Modern Day Military-Industrial Complex
Dwight D. Eisenhower used the above title in his Farewell Address to the Nation on January 17, 1961:
This conjunction of an immense military establishment and a large arms industry is new in the American experience. The total influence -- economic, political, even spiritual -- is felt in every city, every State house, every office of the Federal government. We recognize the imperative need for this development. Yet we must not fail to comprehend its grave implications. Our toil, resources and livelihood are all involved; so is the very structure of our society.
In the councils of government, we must guard against the acquisition of unwarranted influence, whether sought or unsought, by the military-industrial complex. The potential for the disastrous rise of misplaced power exists and will persist.
The farewell address from President Eisenhower was the ultimate warning about the immense power defense companies would come to wield. Many think his prescient prediction means America will always be embroiled in foreign wars with massive demands on taxpayer funds. Although it’s considered discretionary spending, the fact is military spending is 16% of the Federal budget. In all probability, spending can’t be cut any further, even as it becomes more expensive to wage war and peace around the world.

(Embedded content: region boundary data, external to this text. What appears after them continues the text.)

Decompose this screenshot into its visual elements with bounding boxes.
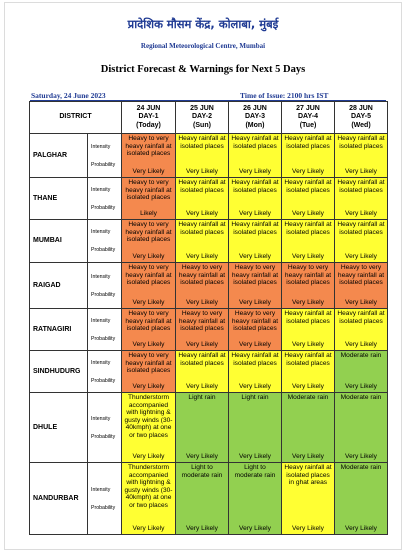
forecast-cell xyxy=(282,134,335,178)
forecast-cell xyxy=(229,178,282,220)
forecast-cell xyxy=(282,393,335,463)
intensity-text: Heavy to very heavy rainfall at isolated places xyxy=(231,310,279,333)
intensity-text: Heavy to very heavy rainfall at isolated places xyxy=(125,135,172,158)
intensity-text: Heavy to very heavy rainfall at isolated places xyxy=(125,352,172,375)
forecast-cell xyxy=(335,309,388,351)
probability-label: Probability xyxy=(91,161,116,168)
intensity-text: Moderate rain xyxy=(340,464,382,471)
intensity-label: Intensity xyxy=(91,273,111,280)
forecast-cell xyxy=(122,309,176,351)
district-name: SINDHUDURG xyxy=(30,351,88,393)
day-header xyxy=(335,102,388,134)
probability-text: Very Likely xyxy=(345,210,377,218)
probability-text: Very Likely xyxy=(132,453,165,461)
probability-text: Very Likely xyxy=(292,210,324,218)
day-number: DAY-4 xyxy=(298,113,318,121)
row-labels xyxy=(88,178,122,220)
district-name: RATNAGIRI xyxy=(30,309,88,351)
day-header xyxy=(122,102,176,134)
intensity-text: Light to moderate rain xyxy=(181,464,223,479)
intensity-text: Heavy rainfall at isolated places xyxy=(178,352,226,367)
district-name: PALGHAR xyxy=(30,134,88,178)
probability-text: Very Likely xyxy=(239,210,271,218)
intensity-text: Moderate rain xyxy=(340,352,382,359)
forecast-cell xyxy=(122,220,176,263)
intensity-label: Intensity xyxy=(91,229,111,235)
intensity-text: Moderate rain xyxy=(340,394,382,401)
probability-text: Very Likely xyxy=(345,383,377,391)
probability-text: Very Likely xyxy=(345,299,377,307)
forecast-cell xyxy=(122,351,176,393)
intensity-label: Intensity xyxy=(91,415,111,422)
probability-text: Very Likely xyxy=(292,453,324,461)
intensity-label: Intensity xyxy=(91,359,111,366)
intensity-text: Heavy rainfall at isolated places xyxy=(178,221,226,236)
day-of-week: (Tue) xyxy=(299,121,317,129)
probability-text: Very Likely xyxy=(132,168,165,176)
day-number: DAY-3 xyxy=(245,113,265,121)
intensity-text: Heavy rainfall at isolated places xyxy=(231,135,279,150)
probability-text: Very Likely xyxy=(186,168,218,176)
district-row xyxy=(30,463,388,535)
probability-text: Very Likely xyxy=(292,383,324,391)
probability-text: Very Likely xyxy=(239,168,271,176)
probability-text: Very Likely xyxy=(186,383,218,391)
forecast-cell xyxy=(176,178,229,220)
forecast-cell xyxy=(335,463,388,535)
probability-text: Very Likely xyxy=(345,525,377,533)
probability-text: Very Likely xyxy=(292,525,324,533)
document-title: District Forecast & Warnings for Next 5 Days xyxy=(100,64,306,75)
probability-text: Very Likely xyxy=(132,299,165,307)
district-name: RAIGAD xyxy=(30,263,88,309)
intensity-text: Heavy to very heavy rainfall at isolated places xyxy=(337,264,385,287)
day-date: 28 JUN xyxy=(349,104,373,112)
probability-text: Very Likely xyxy=(186,453,218,461)
forecast-cell xyxy=(229,393,282,463)
intensity-text: Heavy to very heavy rainfall at isolated places xyxy=(178,264,226,287)
intensity-text: Light to moderate rain xyxy=(234,464,276,479)
probability-label: Probability xyxy=(91,204,116,211)
intensity-text: Heavy rainfall at isolated places xyxy=(337,310,385,325)
probability-text: Very Likely xyxy=(292,299,324,307)
forecast-cell xyxy=(229,220,282,263)
intensity-text: Heavy rainfall at isolated places xyxy=(231,179,279,194)
intensity-text: Heavy rainfall at isolated places xyxy=(337,221,385,236)
probability-label: Probability xyxy=(91,504,116,511)
district-column-header: DISTRICT xyxy=(30,102,122,134)
day-date: 26 JUN xyxy=(243,104,267,112)
probability-text: Very Likely xyxy=(239,453,271,461)
day-date: 27 JUN xyxy=(296,104,320,112)
district-name: NANDURBAR xyxy=(30,463,88,535)
probability-text: Very Likely xyxy=(186,525,218,533)
day-number: DAY-2 xyxy=(192,113,212,121)
intensity-text: Heavy rainfall at isolated places xyxy=(284,135,332,150)
probability-text: Very Likely xyxy=(239,525,271,533)
probability-text: Very Likely xyxy=(132,383,165,391)
forecast-cell xyxy=(229,263,282,309)
intensity-text: Moderate rain xyxy=(287,394,329,401)
district-row xyxy=(30,134,388,178)
forecast-cell xyxy=(176,263,229,309)
probability-text: Very Likely xyxy=(292,341,324,349)
forecast-cell xyxy=(122,393,176,463)
intensity-text: Light rain xyxy=(241,394,269,401)
forecast-cell xyxy=(176,309,229,351)
forecast-cell xyxy=(335,393,388,463)
row-labels xyxy=(88,263,122,309)
forecast-cell xyxy=(335,263,388,309)
forecast-cell xyxy=(335,178,388,220)
intensity-text: Heavy rainfall at isolated places xyxy=(337,179,385,194)
intensity-text: Heavy to very heavy rainfall at isolated places xyxy=(125,179,172,202)
row-labels xyxy=(88,220,122,263)
day-header xyxy=(176,102,229,134)
intensity-label: Intensity xyxy=(91,186,111,193)
day-number: DAY-5 xyxy=(351,113,371,121)
forecast-cell xyxy=(335,351,388,393)
intensity-text: Heavy rainfall at isolated places xyxy=(284,310,332,325)
issue-time: Time of Issue: 2100 hrs IST xyxy=(240,91,329,100)
intensity-label: Intensity xyxy=(91,143,111,150)
intensity-text: Heavy rainfall at isolated places xyxy=(231,352,279,367)
row-labels xyxy=(88,393,122,463)
forecast-cell xyxy=(335,220,388,263)
forecast-cell xyxy=(335,134,388,178)
district-row xyxy=(30,351,388,393)
probability-text: Very Likely xyxy=(345,253,377,261)
probability-text: Very Likely xyxy=(239,253,271,261)
intensity-text: Heavy rainfall at isolated places xyxy=(231,221,279,236)
probability-text: Very Likely xyxy=(132,341,165,349)
day-header xyxy=(282,102,335,134)
row-labels xyxy=(88,309,122,351)
forecast-cell xyxy=(282,309,335,351)
row-labels xyxy=(88,134,122,178)
forecast-cell xyxy=(282,263,335,309)
forecast-cell xyxy=(176,463,229,535)
probability-label: Probability xyxy=(91,433,116,440)
intensity-text: Thunderstorm accompanied with lightning & gusty winds (30-40kmph) at one or two places xyxy=(124,464,173,509)
intensity-label: Intensity xyxy=(91,317,111,324)
probability-text: Very Likely xyxy=(239,341,271,349)
day-header xyxy=(229,102,282,134)
forecast-cell xyxy=(122,463,176,535)
intensity-text: Heavy rainfall at isolated places in ghat areas xyxy=(284,464,332,487)
probability-text: Very Likely xyxy=(186,253,218,261)
day-of-week: (Sun) xyxy=(193,121,211,129)
row-labels xyxy=(88,351,122,393)
intensity-text: Heavy rainfall at isolated places xyxy=(284,179,332,194)
probability-text: Very Likely xyxy=(239,299,271,307)
day-of-week: (Today) xyxy=(136,121,161,129)
forecast-cell xyxy=(122,134,176,178)
intensity-text: Heavy to very heavy rainfall at isolated places xyxy=(284,264,332,287)
probability-text: Very Likely xyxy=(239,383,271,391)
district-name: THANE xyxy=(30,178,88,220)
intensity-text: Heavy to very heavy rainfall at isolated places xyxy=(178,310,226,333)
probability-text: Very Likely xyxy=(345,168,377,176)
probability-text: Very Likely xyxy=(292,168,324,176)
day-date: 25 JUN xyxy=(190,104,214,112)
probability-text: Very Likely xyxy=(292,253,324,261)
probability-label: Probability xyxy=(91,291,116,298)
probability-text: Very Likely xyxy=(186,299,218,307)
probability-label: Probability xyxy=(91,335,116,342)
district-row xyxy=(30,393,388,463)
intensity-text: Heavy rainfall at isolated places xyxy=(178,179,226,194)
intensity-label: Intensity xyxy=(91,486,111,493)
intensity-text: Heavy rainfall at isolated places xyxy=(337,135,385,150)
intensity-text: Heavy to very heavy rainfall at isolated places xyxy=(125,310,172,333)
forecast-cell xyxy=(282,220,335,263)
intensity-text: Heavy to very heavy rainfall at isolated places xyxy=(125,221,172,244)
day-date: 24 JUN xyxy=(136,104,161,112)
day-of-week: (Wed) xyxy=(351,121,371,129)
row-labels xyxy=(88,463,122,535)
issue-date: Saturday, 24 June 2023 xyxy=(31,91,106,100)
district-row xyxy=(30,309,388,351)
probability-text: Very Likely xyxy=(186,210,218,218)
office-subtitle: Regional Meteorological Centre, Mumbai xyxy=(140,42,266,50)
forecast-cell xyxy=(282,178,335,220)
forecast-cell xyxy=(229,463,282,535)
probability-text: Likely xyxy=(140,210,157,218)
district-name: DHULE xyxy=(30,393,88,463)
probability-text: Very Likely xyxy=(345,453,377,461)
district-row xyxy=(30,263,388,309)
forecast-cell xyxy=(282,463,335,535)
forecast-cell xyxy=(122,263,176,309)
forecast-cell xyxy=(229,134,282,178)
forecast-cell xyxy=(176,134,229,178)
probability-label: Probability xyxy=(91,377,116,384)
district-row xyxy=(30,220,388,263)
forecast-cell xyxy=(282,351,335,393)
probability-text: Very Likely xyxy=(345,341,377,349)
intensity-text: Thunderstorm accompanied with lightning & gusty winds (30-40kmph) at one or two places xyxy=(124,394,173,439)
probability-text: Very Likely xyxy=(186,341,218,349)
district-row xyxy=(30,178,388,220)
probability-text: Very Likely xyxy=(132,253,165,261)
intensity-text: Heavy rainfall at isolated places xyxy=(284,221,332,236)
forecast-cell xyxy=(229,351,282,393)
intensity-text: Light rain xyxy=(188,394,216,401)
probability-text: Very Likely xyxy=(132,525,165,533)
forecast-cell xyxy=(229,309,282,351)
intensity-text: Heavy rainfall at isolated places xyxy=(284,352,332,367)
forecast-cell xyxy=(176,393,229,463)
forecast-cell xyxy=(176,220,229,263)
day-number: DAY-1 xyxy=(138,113,159,121)
day-of-week: (Mon) xyxy=(245,121,265,129)
forecast-cell xyxy=(122,178,176,220)
hindi-office-title: प्रादेशिक मौसम केंद्र, कोलाबा, मुंबई xyxy=(127,17,279,31)
district-name: MUMBAI xyxy=(30,220,88,263)
intensity-text: Heavy rainfall at isolated places xyxy=(178,135,226,150)
forecast-cell xyxy=(176,351,229,393)
intensity-text: Heavy to very heavy rainfall at isolated places xyxy=(125,264,172,287)
forecast-table xyxy=(29,101,388,535)
intensity-text: Heavy to very heavy rainfall at isolated places xyxy=(231,264,279,287)
probability-label: Probability xyxy=(91,247,116,253)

So, could this actually be the Achilles heel that neutralizes our abilities?
According to an article in Foreign Policy magazine, Is the U.S. Navy a Sitting Duck? It talks about the recent attack in Yemen when Houthis rebels launched two Chinese-made missiles at the USS Mason that were greeted by an assortment of the following defense missiles:
The Houthis missiles landed harmlessly into the sea. The entire episode cost America $8,000,000 and the rebels only $1,000,000.
The USSR lost the Cold War after breaking the bank and finally gave up on its grand ambitions. And now, experts worry if the world’s bad actors could do the same to America.
One thing that frustrates many is the disconnection between the Pentagon and the men and women who actually go to battle. Billions of dollars in unwanted weapons are made as military bases are shut down and the VA system is in complete disarray. One thing is for sure, the money keeps rolling in and the profits keep piling higher.
And the shares of these companies continue to take off like a rocket (pun unintended). Over the past five years, the ITA exchange-traded fund is up 120%.
Public Wants More Military
According to Gallup, only 13% of Americans don’t think our military is strong enough versus 45% that believe it’s not strong enough. Moreover, 67% believe America should have the number one military in the world.
With this in mind, it shouldn’t be surprising that 37% of Americans think Washington is spending too little on defense while 32% feel that Washington is spending too much.
For the moment, it looks as though Eisenhower’s warning about the power of the military-industrial complex is spot-on, but it’s poised to only become more powerful.